I'm looking for ~100grams of reasonably fresh willamette hops to dryhop an apa I have. the most recent (freshest) ones I can find online are from 2012 and I suspect they are a bit too old to pack that aroma punch I need for a good dryhop. anyone know where I can find some from the 2013 crop? or, alternatively, does anyone have any experience substituting this hop? It says here that US Fuggle is a good substitute, but I can only find UK Fuggle (and I understand that UK and US Fuggle are very different).

Thanks for suggestions.


----------



## Yob (26/5/14)

Ed: sorry thought you had 100g 

Nothing to see here


----------



## Cocko (26/5/14)

I would suggest, if 2012 has been packed and stored correctly they should be a viable option... sure not the 'freshest' but again, stored correctly should still pack some punch...

2c.


----------



## menoetes (26/5/14)

I love this hop but you are right, nothing new around. I've used the 2012 crop recently in a brown ale with no complaints. As Cocko says, if you're getting them from a good supplier who looks after them then you'll be fine.

Try mixing them with cascade for a real nice flavor and aroma :chug:


----------



## Spiesy (26/5/14)

With descriptors of fruit and spice, and being a US hop predominantly suited to flavour and aroma additions - I wonder how Ahtanum might go… 

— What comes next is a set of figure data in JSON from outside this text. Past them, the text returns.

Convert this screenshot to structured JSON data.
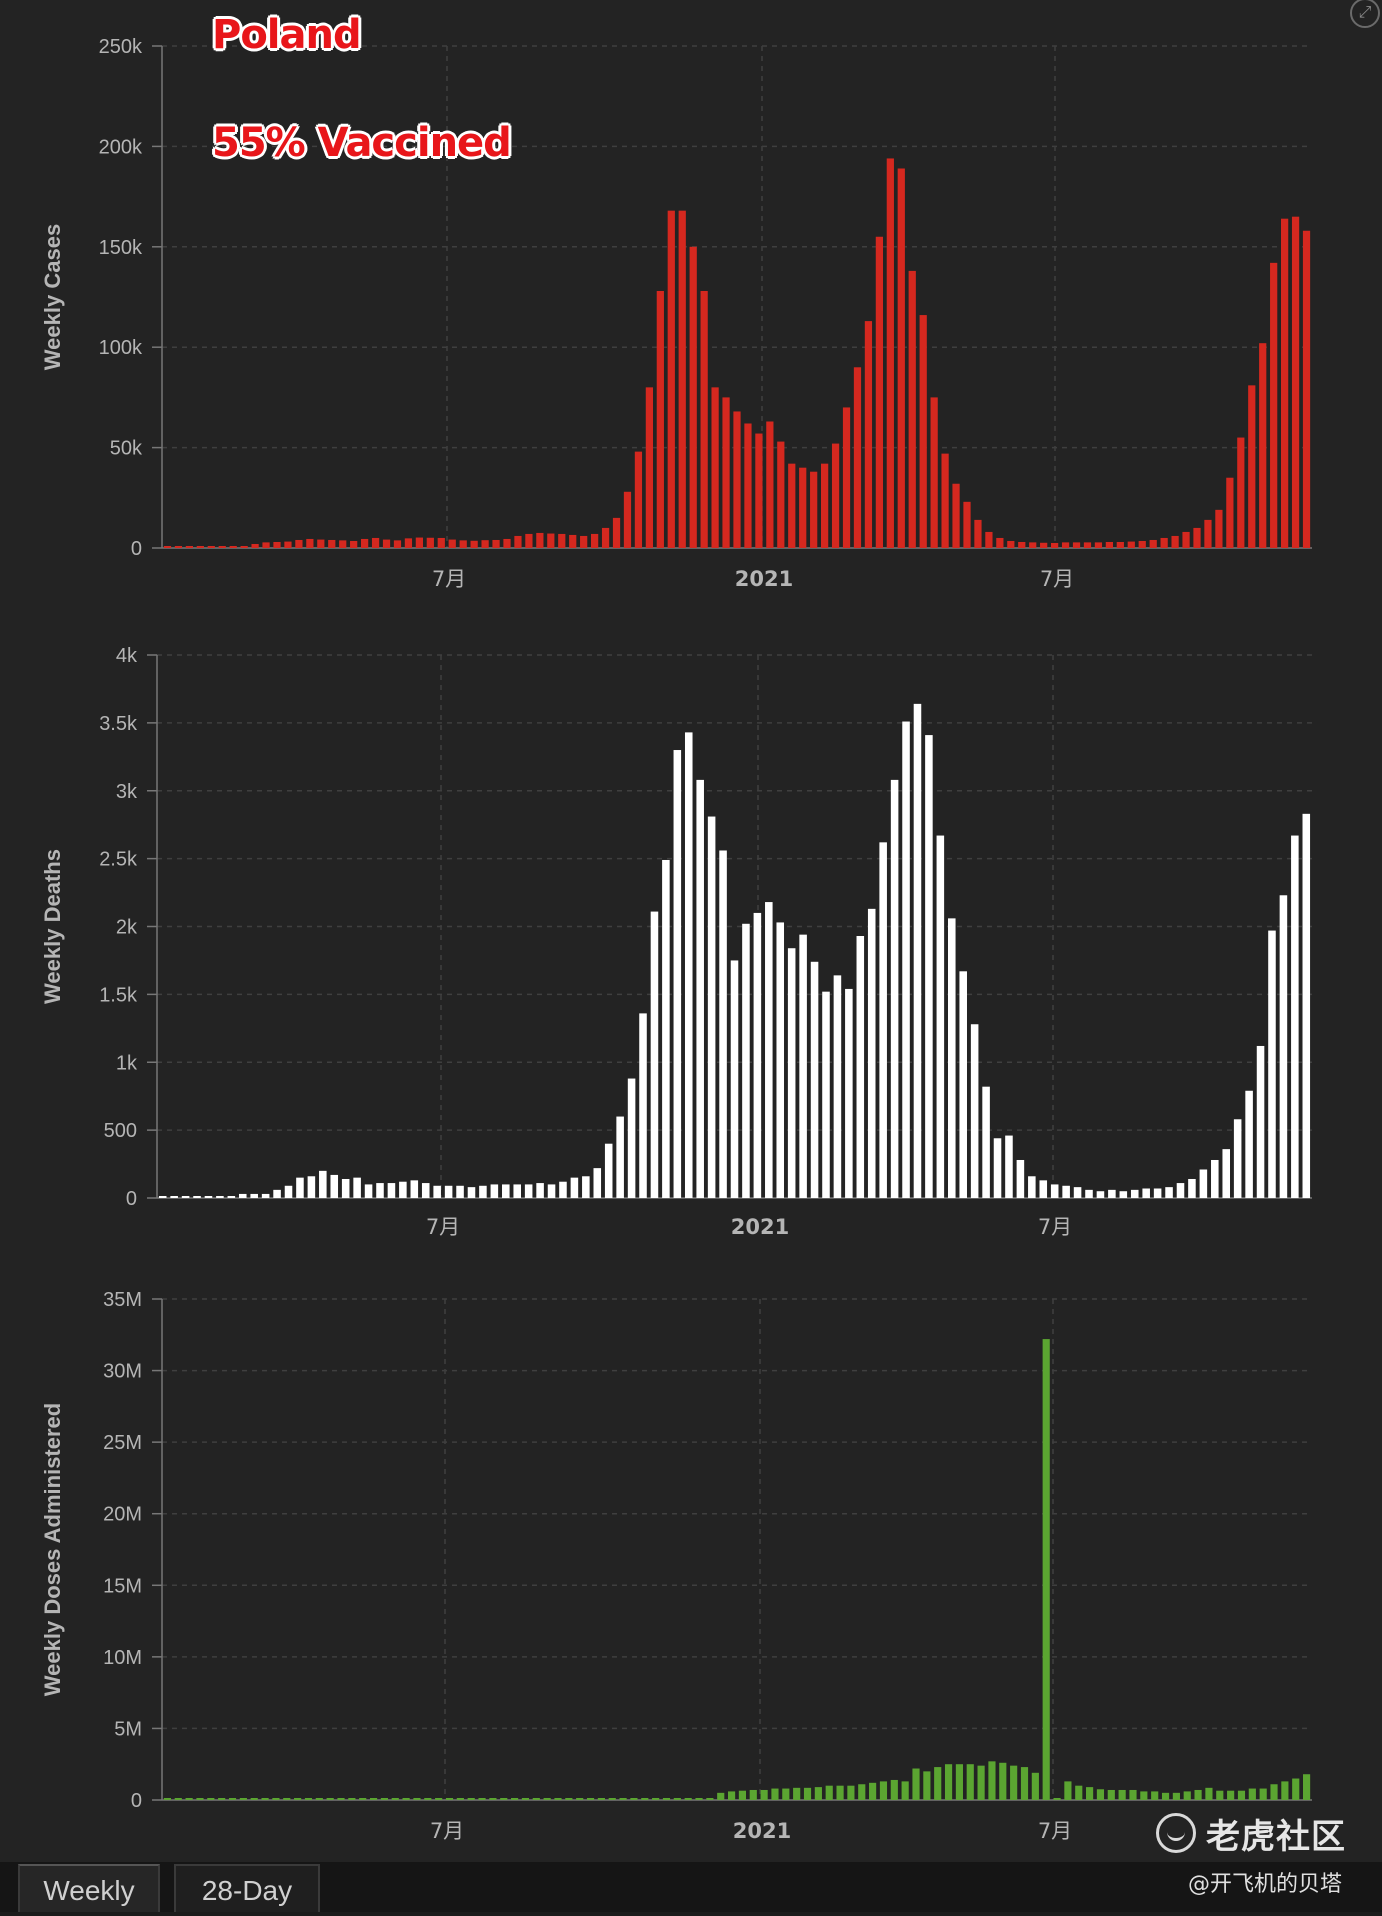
{
  "overlay": {
    "title_line_1": "Poland",
    "title_line_2": "55% Vaccined"
  },
  "tabs": [
    {
      "label": "Weekly",
      "selected": true
    },
    {
      "label": "28-Day",
      "selected": false
    }
  ],
  "watermark": {
    "text": "老虎社区",
    "credit": "@开飞机的贝塔"
  },
  "colors": {
    "background": "#232323",
    "cases_bar": "#d5281f",
    "deaths_bar": "#ffffff",
    "doses_bar": "#5ba531",
    "grid": "#3f3f3f",
    "axis_text": "#b5b5b5"
  },
  "icons": {
    "expand": "expand-icon"
  },
  "chart_data": [
    {
      "type": "bar",
      "ylabel": "Weekly Cases",
      "ylim": [
        0,
        250000
      ],
      "yticks": [
        0,
        50000,
        100000,
        150000,
        200000,
        250000
      ],
      "ytick_labels": [
        "0",
        "50k",
        "100k",
        "150k",
        "200k",
        "250k"
      ],
      "xtick_labels": [
        "7月",
        "2021",
        "7月"
      ],
      "grid": true,
      "series": [
        {
          "color": "#d5281f",
          "values": [
            0,
            0,
            0,
            0,
            0,
            0,
            0,
            500,
            2000,
            2800,
            3000,
            3200,
            4000,
            4500,
            4200,
            4000,
            3800,
            3500,
            4500,
            5000,
            4200,
            3800,
            4800,
            5200,
            5100,
            5000,
            4200,
            3800,
            3600,
            3900,
            4000,
            4500,
            6000,
            7000,
            7500,
            7200,
            7000,
            6500,
            6000,
            7000,
            10000,
            15000,
            28000,
            48000,
            80000,
            128000,
            168000,
            168000,
            150000,
            128000,
            80000,
            75000,
            68000,
            62000,
            57000,
            63000,
            53000,
            42000,
            40000,
            38000,
            42000,
            52000,
            70000,
            90000,
            113000,
            155000,
            194000,
            189000,
            138000,
            116000,
            75000,
            47000,
            32000,
            23000,
            14000,
            8000,
            5000,
            3500,
            3000,
            2800,
            2600,
            2500,
            2800,
            2800,
            2800,
            2800,
            3000,
            3000,
            3200,
            3500,
            4000,
            5000,
            6000,
            8000,
            10000,
            14000,
            19000,
            35000,
            55000,
            81000,
            102000,
            142000,
            164000,
            165000,
            158000
          ]
        }
      ]
    },
    {
      "type": "bar",
      "ylabel": "Weekly Deaths",
      "ylim": [
        0,
        4000
      ],
      "yticks": [
        0,
        500,
        1000,
        1500,
        2000,
        2500,
        3000,
        3500,
        4000
      ],
      "ytick_labels": [
        "0",
        "500",
        "1k",
        "1.5k",
        "2k",
        "2.5k",
        "3k",
        "3.5k",
        "4k"
      ],
      "xtick_labels": [
        "7月",
        "2021",
        "7月"
      ],
      "grid": true,
      "series": [
        {
          "color": "#ffffff",
          "values": [
            0,
            0,
            0,
            0,
            0,
            0,
            0,
            30,
            30,
            30,
            60,
            90,
            150,
            160,
            200,
            170,
            140,
            150,
            100,
            110,
            110,
            120,
            130,
            110,
            90,
            90,
            90,
            80,
            90,
            100,
            100,
            100,
            100,
            110,
            100,
            120,
            150,
            160,
            220,
            400,
            600,
            880,
            1360,
            2110,
            2490,
            3300,
            3430,
            3080,
            2810,
            2560,
            1750,
            2020,
            2100,
            2180,
            2030,
            1840,
            1940,
            1740,
            1520,
            1640,
            1540,
            1930,
            2130,
            2620,
            3080,
            3510,
            3640,
            3410,
            2670,
            2060,
            1670,
            1280,
            820,
            440,
            460,
            280,
            160,
            130,
            100,
            90,
            80,
            60,
            50,
            60,
            50,
            60,
            70,
            70,
            80,
            110,
            140,
            210,
            280,
            360,
            580,
            790,
            1120,
            1970,
            2230,
            2670,
            2830
          ]
        }
      ]
    },
    {
      "type": "bar",
      "ylabel": "Weekly Doses Administered",
      "ylim": [
        0,
        35000000
      ],
      "yticks": [
        0,
        5000000,
        10000000,
        15000000,
        20000000,
        25000000,
        30000000,
        35000000
      ],
      "ytick_labels": [
        "0",
        "5M",
        "10M",
        "15M",
        "20M",
        "25M",
        "30M",
        "35M"
      ],
      "xtick_labels": [
        "7月",
        "2021",
        "7月"
      ],
      "grid": true,
      "series": [
        {
          "color": "#5ba531",
          "values": [
            0,
            0,
            0,
            0,
            0,
            0,
            0,
            0,
            0,
            0,
            0,
            0,
            0,
            0,
            0,
            0,
            0,
            0,
            0,
            0,
            0,
            0,
            0,
            0,
            0,
            0,
            0,
            0,
            0,
            0,
            0,
            0,
            0,
            0,
            0,
            0,
            0,
            0,
            0,
            0,
            0,
            0,
            0,
            0,
            0,
            0,
            0,
            0,
            0,
            0,
            0,
            500000,
            600000,
            650000,
            700000,
            700000,
            800000,
            800000,
            850000,
            850000,
            900000,
            1000000,
            1000000,
            1000000,
            1100000,
            1200000,
            1300000,
            1400000,
            1300000,
            2200000,
            2000000,
            2300000,
            2500000,
            2500000,
            2500000,
            2400000,
            2700000,
            2600000,
            2400000,
            2300000,
            1900000,
            32200000,
            0,
            1300000,
            1000000,
            900000,
            750000,
            700000,
            700000,
            700000,
            600000,
            600000,
            500000,
            500000,
            600000,
            700000,
            850000,
            650000,
            650000,
            650000,
            800000,
            800000,
            1100000,
            1300000,
            1500000,
            1800000
          ]
        }
      ]
    }
  ]
}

Just thinking aloud, I have no personal experience subbing one of these hops with the other.


----------



## Yob (26/5/14)

I wouldn't say Ahtanum is a close match, it's closer to cascade or Amarillo than Willamette or fuggle


----------



## mb-squared (26/5/14)

Cocko said:


> I would suggest, if 2012 has been packed and stored correctly they should be a viable option... sure not the 'freshest' but again, stored correctly should still pack some punch...
> 
> 2c.


I was thinking I might order from National Homebrew, who takes pretty good care of their hops. So, maybe you're right; maybe they'll still pack an aroma punch.

Cheers,


----------